[Date Prev][Date Next][Thread Prev][Thread Next][Date Index][Thread Index]

Full Specification



Date: Tue 24 May 88 13:13:21-EDT
From: Morris Katz <MKATZ at A.ISI.EDU>

    Overspecification should be avoided as it artificially
    prohibits reasonable implementations.

Date: Thu May 26 07:49:42 1988
From: Jonathan A Rees <JAR@mc.lcs.mit.edu>

    Underspecification effectively amounts to giving an axiomatic semantics
    (proof system) for the language, as opposed to a denotational one (a
    model).  The problem with underspecification is that one can have a
    program that works fine in one implementation and fails in another, so
    the only way to produce portable code is by reasoning about it, and
    testing doesn't help you a bit.  While I agree that some
    underspecifications are important, I believe you can go too far in
    underspecifying things that really don't make much difference, requiring
    reasoning in situations where testing ought to be sufficient.

    Underspecifications makes the language harder to learn and use, since an
    implementation cannot teach them very well.  One must be aware of all
    underspecifications all the time.  I think they should be minimized, not
    maximized.


This debate should be carried further.  Currently I don't see a coherent 
policy on full specification (one might say it is underspecified).

Three sources of underspecification:

   1. Failure to achieve consensus on what a full specification should be.
   2. A desire to not unduly impede implementations.
   3. Attempting to simplify the specification by ignoring accidental or
      unessential details.

The first is unfortunate, and we should do better.

The second is reasonable but not compelling.  Language designers
should don their user hats.  From the standpoint of the user implementation
considerations are significant only if they greatly affect speed, memory
usage or reliability.  Thus implementation considerations should have veto
power and perhaps be allowed to vote in case of a tie, but otherwise
stay in the background (like a good implementation).
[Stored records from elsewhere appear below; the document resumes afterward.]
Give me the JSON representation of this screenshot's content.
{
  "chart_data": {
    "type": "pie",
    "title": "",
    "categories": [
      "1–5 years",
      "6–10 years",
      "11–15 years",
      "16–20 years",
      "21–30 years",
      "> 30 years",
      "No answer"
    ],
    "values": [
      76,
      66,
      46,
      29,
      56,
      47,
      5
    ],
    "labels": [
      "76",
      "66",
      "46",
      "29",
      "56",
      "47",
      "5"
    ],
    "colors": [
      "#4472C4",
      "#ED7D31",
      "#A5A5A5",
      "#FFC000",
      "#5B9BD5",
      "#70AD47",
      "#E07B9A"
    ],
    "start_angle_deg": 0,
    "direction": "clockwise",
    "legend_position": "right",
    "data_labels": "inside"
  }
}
The third is the touchy one.  It is a counter argument to Rees' claim
that underspecification makes a language easier to learn.  Leaving out
incidental details may actually make it easier to understand and use a feature.
For example, assignments are used mainly for effect---the value returned
is usually not important.  However, once specified, it will be used.
Thus users will in the end be forced to learn and remember all specified 
details (if you don't use them someone whose code you must read will).

The other side---reasons for full specification:

   1. Consistency across implementations, allowing one to test and port
      programs with reasonable assurance.
   2. Full compliance with a semantic model.
   2. Use of the specified details.

Number one is a large win.  We are still at the point (and undoubtably always
will be, at least for the life of Scheme as a living programming language)
where large programs can only [reasonably] be shown to be correct by testing.
The argument that correct programs do not rely on unspecified features is
not reasonable for large programs.  Programmers make mistakes, and will
write programs that happen to rely on unspecified features of a given
implementation.  Some of these mistakes are so easy to make one could call
them traps.  For instance, one really expects the definitions in a body to be
accomplished in order.

Number two: the history of Scheme has been intimately tied with denotational
semantics---the value of a full formal semantics for Scheme should not be
underestimated.

Number three is the least compelling.  Typically one has no use for the
unspecified aspects and can provide for them when necessary, arguably in
a clearer fashion.
                                 
Conclusion: full specification is best.  In most cases there are reasonable,
consistent specifications that are as easy to remember (and specify) as
``not specified.''  If it is an error to rely on something that will 
in fact end up being specified in a given implementation we should make it a 
signaled error.

Following are some specification proposals:

Procedures with side effects return the value of the ``source'' expression.
For instance, all of the following would return the value of e:
   (set! x e)
   (set-car! x e)
   (write e p)
There are of course other possibilities; the above has the advantage
of naturalness and symmetry across a broad class of expressions.

The expressions in a procedure call are evaluated from left to right.
This is perhaps the trickiest underspecification in Scheme.  It can be
extremely difficult to verify that order of evaluation has no effect in a large
program.  A reasonable order is left to right, since that's the way bodies
are evaluated.

Definitions are also evaluated left to right.
    (let () (define x e) (define y f))
means
   (let ((x <undefined>) (y <undefined>)) (set! x e) (set! y f))
where referencing <undefined> signals an error.

And of course there are more, but that is enough to test the water.